Paul Adams describes "An Episode of Cathedral History" as "a middle-period work with vampire elements" with "a characteristically Jamesian plot device of a disturbed antiquarian object releasing a deadly revenant or a supernatural force."

Some have considered "An Episode of Cathedral History" to be a sequel or companion piece to James' 1895 story "Canon Alberic's Scrap-Book" as it features a similar creature, obliquely suggested to be the mate of the one encountered in "Canon Alberic's Scrap-Book". "An Episode of Cathedral History" is one of a small number of James' stories not to take place in the countryside.

Jane Mainley-Piddock writes "The symbolism of a very much alive old god in the very breast of the new religion is redolent of James's fears for the sanctity of the church and its ability to appeal to the new generation. It is almost as if the remodelling of the interior of the church caused it to fight internally. This was arguably reflected in the two movements debated in the church of James's day, especially the Low Evangelical church championed by James's university of Cambridge and the high Anglican/Catholic Oxford Movement of the University of Oxford, one standing for the old body of the church, one its more Low Church soul or conscience. This dichotomy would play itself out in James's own life."

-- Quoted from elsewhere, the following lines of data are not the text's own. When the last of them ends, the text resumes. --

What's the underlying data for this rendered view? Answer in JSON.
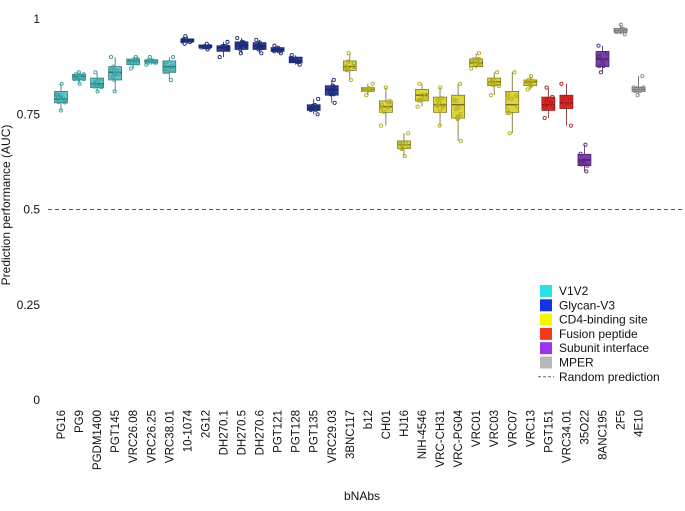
{
  "chart_data": {
    "type": "boxplot",
    "xlabel": "bNAbs",
    "ylabel": "Prediction performance (AUC)",
    "ylim": [
      0,
      1.05
    ],
    "yticks": [
      0,
      0.25,
      0.5,
      0.75,
      1
    ],
    "ytick_labels": [
      "0",
      "0.25",
      "0.5",
      "0.75",
      "1"
    ],
    "reference_line": 0.5,
    "legend": {
      "position": "bottom-right",
      "entries": [
        {
          "label": "V1V2",
          "color": "#2ce0e4",
          "kind": "box"
        },
        {
          "label": "Glycan-V3",
          "color": "#1533e6",
          "kind": "box"
        },
        {
          "label": "CD4-binding site",
          "color": "#f5f500",
          "kind": "box"
        },
        {
          "label": "Fusion peptide",
          "color": "#f03a1d",
          "kind": "box"
        },
        {
          "label": "Subunit interface",
          "color": "#9b35e8",
          "kind": "box"
        },
        {
          "label": "MPER",
          "color": "#b8b8b8",
          "kind": "box"
        },
        {
          "label": "Random prediction",
          "color": "#666666",
          "kind": "dash"
        }
      ]
    },
    "groups": {
      "V1V2": {
        "fill": "#5cc4c4",
        "stroke": "#2e6e6e",
        "point": "#3aa0a0"
      },
      "Glycan-V3": {
        "fill": "#2e3f9a",
        "stroke": "#1a2560",
        "point": "#1e2d7a"
      },
      "CD4-binding site": {
        "fill": "#dcd63a",
        "stroke": "#6e6a1e",
        "point": "#b0aa22"
      },
      "Fusion peptide": {
        "fill": "#e02a2a",
        "stroke": "#7a1616",
        "point": "#b81e1e"
      },
      "Subunit interface": {
        "fill": "#7a3fa8",
        "stroke": "#44205e",
        "point": "#5e2e86"
      },
      "MPER": {
        "fill": "#c4c4c4",
        "stroke": "#555555",
        "point": "#8a8a8a"
      }
    },
    "series": [
      {
        "name": "PG16",
        "group": "V1V2",
        "min": 0.76,
        "q1": 0.78,
        "median": 0.79,
        "q3": 0.81,
        "max": 0.83
      },
      {
        "name": "PG9",
        "group": "V1V2",
        "min": 0.83,
        "q1": 0.84,
        "median": 0.85,
        "q3": 0.855,
        "max": 0.86
      },
      {
        "name": "PGDM1400",
        "group": "V1V2",
        "min": 0.81,
        "q1": 0.82,
        "median": 0.83,
        "q3": 0.845,
        "max": 0.86
      },
      {
        "name": "PGT145",
        "group": "V1V2",
        "min": 0.81,
        "q1": 0.84,
        "median": 0.86,
        "q3": 0.875,
        "max": 0.9
      },
      {
        "name": "VRC26.08",
        "group": "V1V2",
        "min": 0.87,
        "q1": 0.88,
        "median": 0.89,
        "q3": 0.895,
        "max": 0.9
      },
      {
        "name": "VRC26.25",
        "group": "V1V2",
        "min": 0.88,
        "q1": 0.885,
        "median": 0.89,
        "q3": 0.893,
        "max": 0.9
      },
      {
        "name": "VRC38.01",
        "group": "V1V2",
        "min": 0.84,
        "q1": 0.86,
        "median": 0.875,
        "q3": 0.89,
        "max": 0.9
      },
      {
        "name": "10-1074",
        "group": "Glycan-V3",
        "min": 0.935,
        "q1": 0.94,
        "median": 0.945,
        "q3": 0.948,
        "max": 0.955
      },
      {
        "name": "2G12",
        "group": "Glycan-V3",
        "min": 0.92,
        "q1": 0.925,
        "median": 0.93,
        "q3": 0.932,
        "max": 0.935
      },
      {
        "name": "DH270.1",
        "group": "Glycan-V3",
        "min": 0.9,
        "q1": 0.915,
        "median": 0.925,
        "q3": 0.93,
        "max": 0.94
      },
      {
        "name": "DH270.5",
        "group": "Glycan-V3",
        "min": 0.91,
        "q1": 0.92,
        "median": 0.93,
        "q3": 0.94,
        "max": 0.95
      },
      {
        "name": "DH270.6",
        "group": "Glycan-V3",
        "min": 0.91,
        "q1": 0.92,
        "median": 0.93,
        "q3": 0.938,
        "max": 0.945
      },
      {
        "name": "PGT121",
        "group": "Glycan-V3",
        "min": 0.91,
        "q1": 0.915,
        "median": 0.92,
        "q3": 0.925,
        "max": 0.93
      },
      {
        "name": "PGT128",
        "group": "Glycan-V3",
        "min": 0.88,
        "q1": 0.885,
        "median": 0.89,
        "q3": 0.9,
        "max": 0.905
      },
      {
        "name": "PGT135",
        "group": "Glycan-V3",
        "min": 0.75,
        "q1": 0.76,
        "median": 0.765,
        "q3": 0.775,
        "max": 0.79
      },
      {
        "name": "VRC29.03",
        "group": "Glycan-V3",
        "min": 0.78,
        "q1": 0.8,
        "median": 0.815,
        "q3": 0.825,
        "max": 0.84
      },
      {
        "name": "3BNC117",
        "group": "CD4-binding site",
        "min": 0.84,
        "q1": 0.865,
        "median": 0.875,
        "q3": 0.89,
        "max": 0.91
      },
      {
        "name": "b12",
        "group": "CD4-binding site",
        "min": 0.8,
        "q1": 0.81,
        "median": 0.815,
        "q3": 0.82,
        "max": 0.83
      },
      {
        "name": "CH01",
        "group": "CD4-binding site",
        "min": 0.72,
        "q1": 0.755,
        "median": 0.77,
        "q3": 0.785,
        "max": 0.82
      },
      {
        "name": "HJ16",
        "group": "CD4-binding site",
        "min": 0.64,
        "q1": 0.66,
        "median": 0.67,
        "q3": 0.68,
        "max": 0.7
      },
      {
        "name": "NIH-4546",
        "group": "CD4-binding site",
        "min": 0.77,
        "q1": 0.785,
        "median": 0.8,
        "q3": 0.815,
        "max": 0.83
      },
      {
        "name": "VRC-CH31",
        "group": "CD4-binding site",
        "min": 0.72,
        "q1": 0.755,
        "median": 0.775,
        "q3": 0.795,
        "max": 0.82
      },
      {
        "name": "VRC-PG04",
        "group": "CD4-binding site",
        "min": 0.68,
        "q1": 0.74,
        "median": 0.775,
        "q3": 0.8,
        "max": 0.83
      },
      {
        "name": "VRC01",
        "group": "CD4-binding site",
        "min": 0.87,
        "q1": 0.875,
        "median": 0.885,
        "q3": 0.895,
        "max": 0.91
      },
      {
        "name": "VRC03",
        "group": "CD4-binding site",
        "min": 0.8,
        "q1": 0.825,
        "median": 0.835,
        "q3": 0.845,
        "max": 0.86
      },
      {
        "name": "VRC07",
        "group": "CD4-binding site",
        "min": 0.7,
        "q1": 0.755,
        "median": 0.775,
        "q3": 0.81,
        "max": 0.86
      },
      {
        "name": "VRC13",
        "group": "CD4-binding site",
        "min": 0.815,
        "q1": 0.825,
        "median": 0.835,
        "q3": 0.84,
        "max": 0.85
      },
      {
        "name": "PGT151",
        "group": "Fusion peptide",
        "min": 0.74,
        "q1": 0.76,
        "median": 0.775,
        "q3": 0.795,
        "max": 0.82
      },
      {
        "name": "VRC34.01",
        "group": "Fusion peptide",
        "min": 0.72,
        "q1": 0.765,
        "median": 0.78,
        "q3": 0.8,
        "max": 0.83
      },
      {
        "name": "35O22",
        "group": "Subunit interface",
        "min": 0.6,
        "q1": 0.615,
        "median": 0.63,
        "q3": 0.645,
        "max": 0.67
      },
      {
        "name": "8ANC195",
        "group": "Subunit interface",
        "min": 0.86,
        "q1": 0.875,
        "median": 0.895,
        "q3": 0.915,
        "max": 0.93
      },
      {
        "name": "2F5",
        "group": "MPER",
        "min": 0.96,
        "q1": 0.965,
        "median": 0.97,
        "q3": 0.975,
        "max": 0.985
      },
      {
        "name": "4E10",
        "group": "MPER",
        "min": 0.8,
        "q1": 0.81,
        "median": 0.815,
        "q3": 0.82,
        "max": 0.85
      }
    ]
  }
}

Daniel Frampton offers "An Episode of Cathedral History" as an example of stories by James that "exhibit a supernaturally-charged reality that was 'terrifyingly alive'.", writing "[James'] ghosts are novel in that they are 'embodied terrors' that can be touched."

Jack Sullivan writes "Though James's rendering of dialect is skillful and idiomatic, he tends to overuse these servant recapitulations of horror scenes. After a while, the cockney narrators—in 'A View from a Hill,' and 'An Episode of Cathedral History,' among others—become an annoying mannerism."

== Adaptations ==
In September 1977, an article named "The Demon in the Cathedral" authored by Robert Freeman Bound and Ramon A. Pantoja Lopez was published in Fate. The article concerned a purportedly true series of supernatural events that took place in the Mexico City Metropolitan Cathedral in 1629. While Bound and Lopez claimed that the article was based upon an "ancient manuscript", the article was found to have borrowed details from "An Episode of Cathedral History".